Some previous studies reported that time pressure and cognitive load increase dishonesty41, suggesting that honesty is the more natural and automatic response, whereas acting dishonestly requires deliberation. Our evidence does not line up with this interpretation of the data. In general, in the context of choices, differences in reaction times should be interpreted carefully. Reaction times could attest to the ease of choice42,43, or to the rate in which evidence accumulates in favour of one of the alternatives44, which is related to the strength-of-preferences43. Although all participants were faced with the same choice set, variation in their preferences yielded variations in decision times. Along the same lines as previous findings43, we find that honest participants are quicker to tell the truth, whereas dishonest participants are quicker to lie. In other words, acting out of character takes longer. This result goes against dual-process models, which assume similar preferences for all participants (e.g., everyone is honest at heart, and lying requires extra time to overcome the honesty urge).

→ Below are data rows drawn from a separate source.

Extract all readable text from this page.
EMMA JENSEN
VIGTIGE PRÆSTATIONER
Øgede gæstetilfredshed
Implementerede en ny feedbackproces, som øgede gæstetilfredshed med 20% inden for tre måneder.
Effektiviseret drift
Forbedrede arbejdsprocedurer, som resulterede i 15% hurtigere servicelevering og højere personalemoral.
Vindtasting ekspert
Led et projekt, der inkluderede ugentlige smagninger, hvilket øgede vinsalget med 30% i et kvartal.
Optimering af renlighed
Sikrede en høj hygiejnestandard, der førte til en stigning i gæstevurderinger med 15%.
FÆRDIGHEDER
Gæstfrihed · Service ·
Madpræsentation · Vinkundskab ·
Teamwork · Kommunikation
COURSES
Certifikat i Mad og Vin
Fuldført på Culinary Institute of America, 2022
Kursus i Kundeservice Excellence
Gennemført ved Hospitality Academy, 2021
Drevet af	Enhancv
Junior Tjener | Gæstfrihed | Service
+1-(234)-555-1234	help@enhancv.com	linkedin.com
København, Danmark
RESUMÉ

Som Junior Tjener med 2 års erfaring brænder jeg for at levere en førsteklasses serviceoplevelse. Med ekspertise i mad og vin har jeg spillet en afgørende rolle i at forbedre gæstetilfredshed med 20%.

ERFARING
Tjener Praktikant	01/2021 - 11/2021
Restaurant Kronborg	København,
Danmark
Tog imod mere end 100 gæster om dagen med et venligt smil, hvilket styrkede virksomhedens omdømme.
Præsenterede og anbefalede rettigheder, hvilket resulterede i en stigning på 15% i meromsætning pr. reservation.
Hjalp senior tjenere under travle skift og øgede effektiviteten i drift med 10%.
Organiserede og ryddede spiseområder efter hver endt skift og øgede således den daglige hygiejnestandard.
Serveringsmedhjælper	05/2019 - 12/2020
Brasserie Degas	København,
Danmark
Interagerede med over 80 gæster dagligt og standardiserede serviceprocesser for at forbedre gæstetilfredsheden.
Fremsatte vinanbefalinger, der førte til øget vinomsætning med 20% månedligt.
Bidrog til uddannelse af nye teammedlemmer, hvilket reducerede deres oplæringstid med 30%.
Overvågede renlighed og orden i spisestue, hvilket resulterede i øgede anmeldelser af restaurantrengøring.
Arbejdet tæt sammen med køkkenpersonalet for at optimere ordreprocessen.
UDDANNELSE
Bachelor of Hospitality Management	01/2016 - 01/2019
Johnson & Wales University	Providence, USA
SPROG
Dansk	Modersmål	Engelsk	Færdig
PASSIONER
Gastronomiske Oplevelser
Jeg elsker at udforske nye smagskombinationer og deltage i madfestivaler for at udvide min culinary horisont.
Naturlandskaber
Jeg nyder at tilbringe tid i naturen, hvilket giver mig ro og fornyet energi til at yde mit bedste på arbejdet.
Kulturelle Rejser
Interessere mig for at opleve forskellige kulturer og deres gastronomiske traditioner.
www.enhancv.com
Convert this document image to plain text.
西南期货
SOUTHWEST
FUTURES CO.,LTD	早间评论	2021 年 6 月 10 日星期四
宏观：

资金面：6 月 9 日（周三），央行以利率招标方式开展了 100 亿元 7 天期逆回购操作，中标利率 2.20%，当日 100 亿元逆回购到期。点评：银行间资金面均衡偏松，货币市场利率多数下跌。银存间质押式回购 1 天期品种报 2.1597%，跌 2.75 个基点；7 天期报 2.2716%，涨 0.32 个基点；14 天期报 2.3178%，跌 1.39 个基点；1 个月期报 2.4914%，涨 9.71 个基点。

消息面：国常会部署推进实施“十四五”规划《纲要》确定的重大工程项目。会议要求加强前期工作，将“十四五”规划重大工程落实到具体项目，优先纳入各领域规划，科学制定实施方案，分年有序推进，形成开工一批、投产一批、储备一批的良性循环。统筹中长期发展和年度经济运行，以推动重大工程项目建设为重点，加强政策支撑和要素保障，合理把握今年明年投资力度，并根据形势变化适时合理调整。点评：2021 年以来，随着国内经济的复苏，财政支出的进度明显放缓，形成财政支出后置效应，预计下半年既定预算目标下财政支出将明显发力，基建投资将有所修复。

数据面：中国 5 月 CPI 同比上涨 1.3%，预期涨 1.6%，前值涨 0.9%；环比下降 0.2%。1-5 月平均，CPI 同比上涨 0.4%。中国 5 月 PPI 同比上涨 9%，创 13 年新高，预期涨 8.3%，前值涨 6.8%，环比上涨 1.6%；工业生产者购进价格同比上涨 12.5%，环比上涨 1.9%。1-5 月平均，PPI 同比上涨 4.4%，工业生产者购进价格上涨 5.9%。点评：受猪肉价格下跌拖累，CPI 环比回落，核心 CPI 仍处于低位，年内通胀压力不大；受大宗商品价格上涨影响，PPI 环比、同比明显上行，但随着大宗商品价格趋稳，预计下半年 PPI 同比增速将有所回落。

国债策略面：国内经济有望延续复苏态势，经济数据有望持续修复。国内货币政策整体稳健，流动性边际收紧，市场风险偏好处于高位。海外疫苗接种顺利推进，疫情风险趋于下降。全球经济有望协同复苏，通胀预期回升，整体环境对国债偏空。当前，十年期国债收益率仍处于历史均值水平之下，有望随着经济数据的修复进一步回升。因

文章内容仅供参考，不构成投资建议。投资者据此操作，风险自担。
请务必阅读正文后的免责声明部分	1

We find that potential profits from lying involve the LPFC, dovetailing some recent research elucidating its role in moral decision-making45. Lesions to the dlPFC were found to reduce honesty concerns in favour of self-interest46, suggesting it is causally involved in arbitrating the two. Further evidence comes from a stimulation study47, in which activating the dlPFC increased honesty. Interestingly, this was only true when a conflict existed between self-interest and honesty, suggesting that, as the authors describe it, the role of the dlPFC is to represent the psychological cost of being dishonest. The LPFC was also implicated in another type of moral decision-making, when the harm to another individual is physical (electric shocks) rather than monetary37. Not only did the LPFC negatively represent potential ill-gotten gains, but individual differences in harm-aversion correlated with the activity in the LPFC. Specifically, activity in this region decreased as the amount of money that could be gained grew, paralleling our own findings in a different task and another moral domain. The authors attributed this finding to a sense of blame, showing that the LPFC encodes the level of blameworthiness—higher gains are associated with lower blame and hence lower activity in the LPFC, echoing the notion of psychological cost. Taken together, these studies, along with our own, support the role of the LPFC as a context-specific modulator of decision-relevant information45.

As for the other-regarding motive to act honestly, we find that the right TPJ negatively tracks the value for other (ΔVother). We further find that the rTPJ encodes the Receiver’s loss positively in participants who care more about it. Thus, the sensitivity of the rTPJ to consequences of dishonesty can drive some individuals to act prosocially and others selfishly. Interestingly, although this area has been implicated in deception, it does not show up in the overlap between deception-related and executive-control-related brain maps15, suggesting that it may represent a different aspect of dishonesty. We propose that this aspect is its social consequences. Our hypothesis is supported by a meta-analysis of deception studies, showing that the TPJ is specifically involved in interactive deception tasks11, that is, only when a lie has implications on another participant. Indeed, the TPJ is a known hub in the social cognition neural network, selectively activated when interacting with social agents48, and is thought to represent others’ minds4951. The locus of our activation corresponds to the posterior rTPJ, an area highly connected with the vmPFC and implicated in a wide array of mentalizing tasks51. In the moral domain, the rTPJ is involved in forming judgments about others’ moral acts52,53. Here, we provide evidence that the potential outcomes of moral acts also involve the rTPJ. Moreover, we show that the individual’s neural sensitivity to these potential outcomes can explain their social behaviour.

Finally, we find that the vmPFC represents a balance between competing values. Importantly, this balance in the vmPFC emerges only when accounting for the weight that each individual placed on their own and another’s payoff, implying that the nature of this representation is subjective—personal preferences modulate the objective amounts of money. We find that if someone cares more about themselves than others, her valuation system will be more sensitive to her own profits. Alternatively, the valuation system of someone who is concerned with others more than with herself, would be more sensitive to others’ profits. This balanced representation of value suggests a neural instantiation of observed differences in behaviour. Our findings are in line with abundant research on the role of the vmPFC in value computation and representation27,32,33,46,54, suggesting that when two values or motives conflict, the vmPFC represents a comparison of them.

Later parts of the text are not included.